Post n°65 pubblicato il 23 Febbraio 2014 da pepitapablita

 

 

Cosa si prova quando un bambino di 10 anni, un proprio alunno, ti chiede di poter cantare davanti a tutti in classe una canzone che vuole dedicare ad una sua compagna, di cui si è innamorato e con cui si è appena fidanzato?

Impossibile descriverlo...

Io ho una classe un  po' particolare, lo so... Sono tutti molto sensibili, soprattutto alla musica, e davvero a volte devo evitare di far ascoltare loro canzoni o filmati toccanti, per non vederli piano piano scoppiare tutti a piangere.

Strani bambini quelli di oggi...tanta angoscia e tante emozioni non espresse, chè troppo spesso non c'è chi abbia tempo e voglia di ascoltarli.

Sapevo che quella canzone provocava soprattutto il suo pianto, era già successo una volta che volle ascoltarla alla LIM, e gliel'ho ricordato, ma lui, il mio piccolo alunno innamorato, mi ha risposto che a lei quella canzone piaceva tanto e lui voleva farla felice cantandogliela...

Ho fatto allora zittire la classe, visto che era intervallo e stavano tutti chiacchierando, e lui in un silenzio irreale ha cominciato serio serio ad intonarla... La canzone è quella che c'è ora in sottofondo, per cui si può solo immaginare che cosa sia stato sentirla cantare da un bambino.
E la faccina di lei...aveva un sorriso dolcissimo e gli occhi enormi tutti lucidi, perché questo amore è sbocciato da poco, da quando lui l'ha osservata fare gli scooby doo (così le ha scritto in un biglietto che mi ha fatto poi leggere) e se n'è innamorato, e non chiedetemi che modo avrà mai avuto questa bambina di farli, perché assicuro che, se lo sapessi, imparerei subito anche io...

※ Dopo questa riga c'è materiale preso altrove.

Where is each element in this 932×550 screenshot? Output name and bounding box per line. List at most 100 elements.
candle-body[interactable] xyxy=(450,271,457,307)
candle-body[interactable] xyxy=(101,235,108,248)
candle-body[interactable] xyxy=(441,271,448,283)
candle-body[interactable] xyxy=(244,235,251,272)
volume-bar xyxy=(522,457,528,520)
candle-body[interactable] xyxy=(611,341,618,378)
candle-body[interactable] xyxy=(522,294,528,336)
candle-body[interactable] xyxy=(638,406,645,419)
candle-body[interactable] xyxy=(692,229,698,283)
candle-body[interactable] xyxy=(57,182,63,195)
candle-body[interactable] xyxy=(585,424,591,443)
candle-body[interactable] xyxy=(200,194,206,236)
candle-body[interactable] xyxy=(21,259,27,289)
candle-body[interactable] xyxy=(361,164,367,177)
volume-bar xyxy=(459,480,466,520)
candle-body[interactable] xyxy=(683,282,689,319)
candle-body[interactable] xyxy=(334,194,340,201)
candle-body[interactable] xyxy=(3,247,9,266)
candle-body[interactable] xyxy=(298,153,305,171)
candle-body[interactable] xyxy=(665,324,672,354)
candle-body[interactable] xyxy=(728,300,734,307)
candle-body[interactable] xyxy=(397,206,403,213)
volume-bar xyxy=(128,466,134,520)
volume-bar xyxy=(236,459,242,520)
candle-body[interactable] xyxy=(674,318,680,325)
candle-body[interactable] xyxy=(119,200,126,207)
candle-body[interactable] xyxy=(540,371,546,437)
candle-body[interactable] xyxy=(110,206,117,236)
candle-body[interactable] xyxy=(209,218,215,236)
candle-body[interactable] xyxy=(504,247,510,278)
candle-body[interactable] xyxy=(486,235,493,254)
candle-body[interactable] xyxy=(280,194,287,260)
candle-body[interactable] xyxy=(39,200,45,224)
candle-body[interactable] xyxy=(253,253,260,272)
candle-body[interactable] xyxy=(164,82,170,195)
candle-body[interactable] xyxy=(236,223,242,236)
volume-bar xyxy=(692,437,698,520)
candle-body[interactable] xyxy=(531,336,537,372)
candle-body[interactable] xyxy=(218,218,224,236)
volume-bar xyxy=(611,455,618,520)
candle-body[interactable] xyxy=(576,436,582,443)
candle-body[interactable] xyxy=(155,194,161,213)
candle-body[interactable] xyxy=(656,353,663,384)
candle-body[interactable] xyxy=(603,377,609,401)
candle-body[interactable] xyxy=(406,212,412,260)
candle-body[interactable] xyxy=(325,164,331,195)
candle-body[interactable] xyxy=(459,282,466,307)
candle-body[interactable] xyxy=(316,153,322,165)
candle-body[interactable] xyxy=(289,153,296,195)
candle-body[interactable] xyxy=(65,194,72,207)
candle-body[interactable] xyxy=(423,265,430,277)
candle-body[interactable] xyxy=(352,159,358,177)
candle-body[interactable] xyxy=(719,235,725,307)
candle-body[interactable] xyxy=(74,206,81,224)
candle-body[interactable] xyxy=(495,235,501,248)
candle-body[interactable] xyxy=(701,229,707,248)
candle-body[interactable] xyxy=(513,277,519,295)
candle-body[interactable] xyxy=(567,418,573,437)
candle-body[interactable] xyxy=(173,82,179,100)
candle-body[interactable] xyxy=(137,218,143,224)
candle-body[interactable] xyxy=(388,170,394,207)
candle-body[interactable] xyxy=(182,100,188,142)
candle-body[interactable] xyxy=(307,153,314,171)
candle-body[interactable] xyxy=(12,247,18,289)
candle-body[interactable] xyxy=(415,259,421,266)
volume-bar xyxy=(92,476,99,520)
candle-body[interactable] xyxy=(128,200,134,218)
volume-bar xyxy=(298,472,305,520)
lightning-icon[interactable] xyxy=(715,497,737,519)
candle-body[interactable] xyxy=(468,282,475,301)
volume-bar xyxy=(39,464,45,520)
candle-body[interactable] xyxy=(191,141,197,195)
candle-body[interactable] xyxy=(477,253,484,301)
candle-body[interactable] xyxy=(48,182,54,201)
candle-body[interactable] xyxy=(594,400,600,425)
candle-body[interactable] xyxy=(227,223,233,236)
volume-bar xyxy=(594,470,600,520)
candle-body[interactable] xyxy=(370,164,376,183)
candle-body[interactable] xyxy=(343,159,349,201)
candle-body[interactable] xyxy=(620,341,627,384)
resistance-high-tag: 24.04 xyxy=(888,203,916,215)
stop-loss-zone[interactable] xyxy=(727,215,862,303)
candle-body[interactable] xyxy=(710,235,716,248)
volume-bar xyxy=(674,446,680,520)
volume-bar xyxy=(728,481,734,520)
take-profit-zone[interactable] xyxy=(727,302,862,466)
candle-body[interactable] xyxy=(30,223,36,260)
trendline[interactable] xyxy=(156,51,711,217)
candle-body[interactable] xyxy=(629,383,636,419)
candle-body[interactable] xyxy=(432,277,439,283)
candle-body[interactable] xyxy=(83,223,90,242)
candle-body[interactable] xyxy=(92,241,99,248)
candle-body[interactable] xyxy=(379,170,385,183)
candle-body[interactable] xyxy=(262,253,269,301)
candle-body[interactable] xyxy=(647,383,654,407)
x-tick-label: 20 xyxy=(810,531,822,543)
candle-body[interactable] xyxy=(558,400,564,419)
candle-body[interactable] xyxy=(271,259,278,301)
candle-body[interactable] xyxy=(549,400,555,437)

Lorenzo cantava con gli occhi chiusi, e si capiva quanto coraggio ci stesse mettendo nel farlo, perché il suo faccino era diventato incandescente. Chiara invece non gli staccava gli occhi di dosso e lo guardava commossa, e mentre le parole riempivano l'aula e ne profumavano l'aria, tutti sembravano molto presi, ed io guardando tutte le loro faccine così attente e rispettose di un momento così delicato, pensavo a quanto fosse bello credere ancora ad un amore così...

Sono andata allora con la memoria ad altri occhi chiusi, durante un corso che feci sulla fiducia...che strani giri fa a volte la mente...
A dire il vero, era un corso di "mimo e gestualità" ma all'interno, tra le varie attività di recitazione corporea, ce n'erano alcune incentrate sulla fiducia con esercizi mirati proprio a conquistarla e a saperla riporre, forse perché alla base di ogni espressione di sè, c'è sempre lei...la fiducia in se stessi, che si conquista solo sperimentandola.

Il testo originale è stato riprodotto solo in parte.